The students, faculty, and staff represent more than 70 cultures from around the world.

Students enroll from more than 40 different countries, and the school remains in the top tier of accredited schools of public health across the country. U.S. News & World Report's 2025 edition ranked the School of Public Health and Tropical Medicine 10th among public health programs. In 2008, the school conferred the first bachelor of science in public health degrees to the first undergraduate class of Tulane public health graduates. Tulane University School of Public Health and Tropical Medicine celebrated its 100th anniversary in 2012.
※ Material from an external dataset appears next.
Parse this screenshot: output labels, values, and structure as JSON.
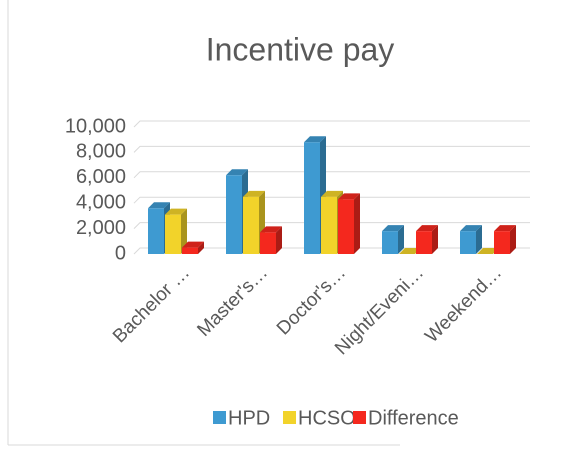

The school also has a joint degree program with Tulane's School of Medicine, offering the MD/MPH degree. It is the oldest such program in the country, as well as the largest.

==Degrees conferred==
- Master of Public Health (MPH)
- Master of Science in Public Health (MSPH)
- Master of Health Administration (MHA)
- Master of Public Health and Tropical Medicine (MPH&TM)
- Master of Science (MS)
- Doctor of Public Health (DrPH)
- Doctor of Philosophy (PhD)
- Bachelor of Science in Public Health (BSPH)

==Deans==
- Creighton Wellman, 1912-1914
- Isadore Dyer, MD (1914-1915)
- William Seeman, MD (1915-1918)
- Grace Goldsmith (1967-1973)
- Joseph D. Beasly (1973-1974)
- John Walsh (acting dean, 1974)
- Frank Moore (acting dean, 1975)
- James Banta, MD (1975-1987)
- Thomas Hamrick (acting dean, 1987-1991)
- Harrison Spencer (1991-1995)
- Ann Anderson (acting dean, 1995, 1999)
- Paul K. Whelton, MD, MSc (1997-1998)
- Pierre Buekens, MD, MPH (2003-2018, sabbatical 2013)
- LuAnn White, PhD (acting dean, 2013)
- Thomas LaVeist, PhD (2018-)

==Location==
Tulane's Celia Scott Weatherhead School of Public Health and Tropical Medicine is located at 1440 Canal St, New Orleans, Louisiana in the Central Business District neighborhood. Its building is one of the tallest buildings in New Orleans, and is colloquially known as the Tidewater building. The area of the CBD that the School is in is currently being referred to as the Bioscience District, and was previously referred to as the Medical District. The BioDistrict is the site of $1.09 billion in new construction for the University Medical Center project that replaced Charity Hospital in 2015. An additional ~$1.0bn was spent in the neighborhood on the new Southeast Louisiana Veterans Health Care System VA Hospital. The BioDistrict also includes the new 66,000 square foot BioInnovation Center and the 155,000 square foot Louisiana Cancer Research Center. The Tidewater building is most easily accessible by road, street car, and Tulane University Shuttles. The Tidewater Building is a short walk from Vieux Carré.